Event rental place have interlocking pieces for dance floors. You could try to recreate something like that for easy setup/break down and storage.
>>1006192
>plus I'm trying to dodge the fire hazards
(Tall grass is a fire hazard.)
you could build a Raised wooden platform that you can take down and move when and you need to?
Buy /make a deck-over trailer?
Then just park that bitch right at your back door.
>>1006186
> Walnut-dancefloor-on-Grass
kek / do you have any idea whatsoever, how much that shit would cost_
t. former event rental guy
>>1006137
Just find something in the house thats not to code and leverage your landlord with it. If he wants to be a dick just burn the place down and watch insurance not pay when they find the problem. a totally appropriate response to not allowing a patio
>>1006137
Pallets man - chock 'em up on concrete-masonry-units or whatever - add boards in-between the top-boards to get a gap-free top-surface.
Before we got around to replacing it, my house used to have a shitty old paver patio that was sinking, tons of weeds/turf in the cracks and covering several pavers.
In the interim I went to the local big box and just bought a 12 x 12 piece of that green outdoor carpet astroturf stuff and unrolled it over the middle.
It will kill the grass under it. But it's cheap and not permanent (can roll it up and move it whenever).
Lay pallets end to end and call it a day. Be more selective before renting a shitty home.

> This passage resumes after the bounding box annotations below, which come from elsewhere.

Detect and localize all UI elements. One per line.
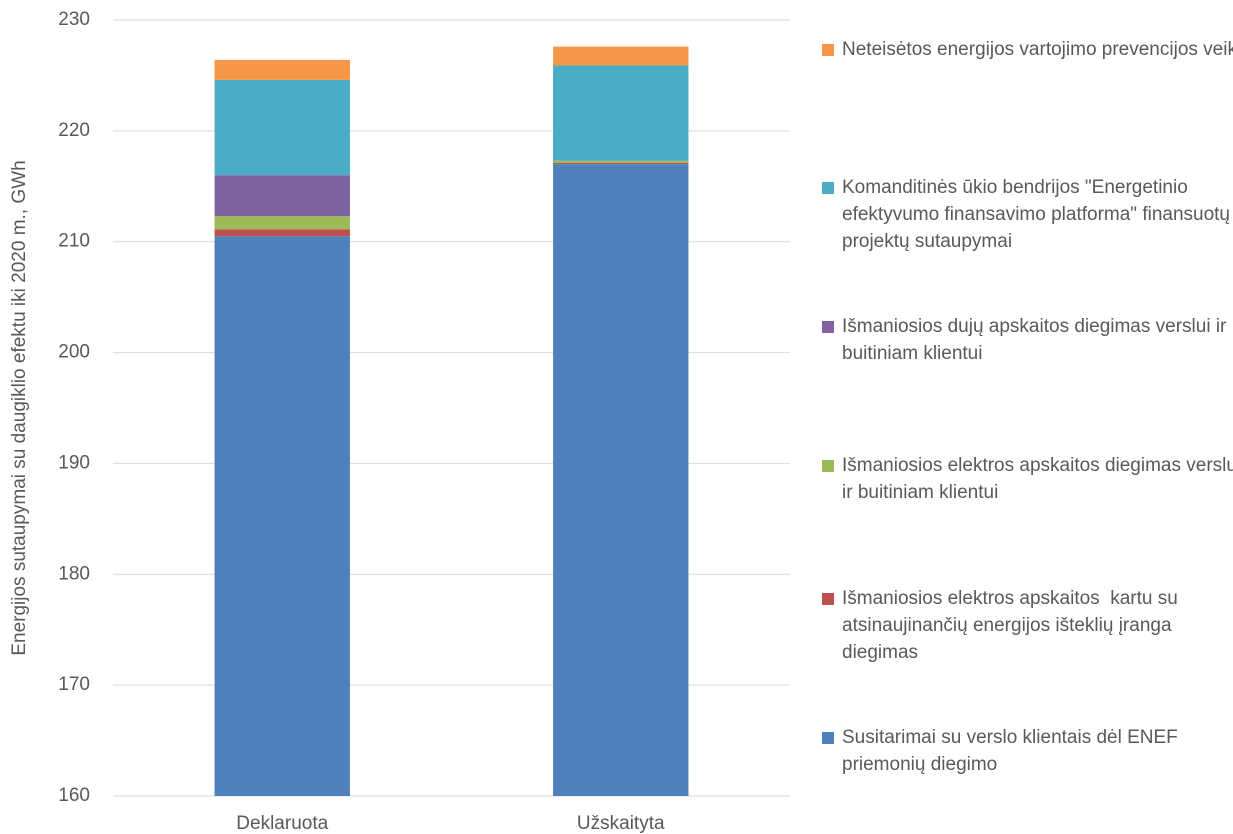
- bar-segment: [553, 164, 689, 797]
- legend-swatch: [822, 593, 834, 605]
- legend-swatch: [822, 732, 834, 744]
- legend-entry: Išmaniosios elektros apskaitos kartu su …: [822, 585, 1233, 666]
- bar-segment: [214, 59, 350, 80]
- bar-segment: [553, 65, 689, 161]
- legend-swatch: [822, 44, 834, 56]
- y-tick-label: 220: [58, 120, 90, 141]
- legend-swatch: [822, 182, 834, 194]
- legend-label: Komanditinės ūkio bendrijos "Energetinio…: [842, 177, 1230, 252]
- bar-segment: [553, 163, 689, 165]
- bar-segment: [214, 229, 350, 237]
- legend-entry: Komanditinės ūkio bendrijos "Energetinio…: [822, 174, 1233, 255]
- y-tick-label: 230: [58, 9, 90, 30]
- y-tick-label: 190: [58, 452, 90, 473]
- bar-segment: [553, 160, 689, 164]
- x-tick-label: Užskaityta: [577, 813, 665, 834]
- legend-entry: Išmaniosios elektros apskaitos diegimas …: [822, 452, 1233, 506]
- bar-segment: [214, 175, 350, 217]
- legend-label: Išmaniosios dujų apskaitos diegimas vers…: [842, 316, 1232, 364]
- legend-label: Susitarimai su verslo klientais dėl ENEF…: [842, 727, 1184, 775]
- y-tick-label: 180: [58, 563, 90, 584]
- legend-label: Išmaniosios elektros apskaitos kartu su …: [842, 588, 1184, 663]
- y-axis-label: Energijos sutaupymai su daugiklio efektu…: [9, 160, 30, 655]
- legend-label: Išmaniosios elektros apskaitos diegimas …: [842, 455, 1233, 503]
- bar-segment: [553, 46, 689, 66]
- y-tick-label: 160: [58, 785, 90, 806]
- bar-segment: [214, 236, 350, 796]
- x-tick-label: Deklaruota: [236, 813, 328, 834]
- legend-swatch: [822, 460, 834, 472]
- legend-swatch: [822, 321, 834, 333]
- chart: Energijos sutaupymai su daugiklio efektu…: [9, 9, 790, 834]
- y-tick-label: 200: [58, 342, 90, 363]
- bar-segment: [214, 79, 350, 176]
- legend-entry: Neteisėtos energijos vartojimo prevencij…: [822, 36, 1233, 63]
- legend-entry: Susitarimai su verslo klientais dėl ENEF…: [822, 724, 1233, 778]
- y-tick-label: 170: [58, 674, 90, 695]
- bar-segment: [214, 216, 350, 230]
- legend-entry: Išmaniosios dujų apskaitos diegimas vers…: [822, 313, 1233, 367]
- y-tick-label: 210: [58, 231, 90, 252]
- legend-label: Neteisėtos energijos vartojimo prevencij…: [842, 39, 1233, 60]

Pour gravel, flatten it and rake rows like a weeb Zen "garden"
>>1006514
>Walnut-dancefloor-on-Grass
it's laminate tho
you really aren't going to find a cheap solution to this without building it in and your landlord won't allow that, so either get it out of your mind, or get cheap out of your mind
you might be able to build study floor like structures that interlock that are easily moveable but aren't cheap, or you can not do it, a bunch of pallets with a plywood top to be used as a floor would work, but wouldn't be easily moveable, since you are adding a lot more weight to them
i wish something existed that i could point you in that direction, but it doesn't without you welding up some kind of weird folding platform with a plywood top, like a portable stage, but that won't be cheap either
>>1007875
You could check out interlocking garage tiles. Cheap is relative if it's also reuseable/resellable.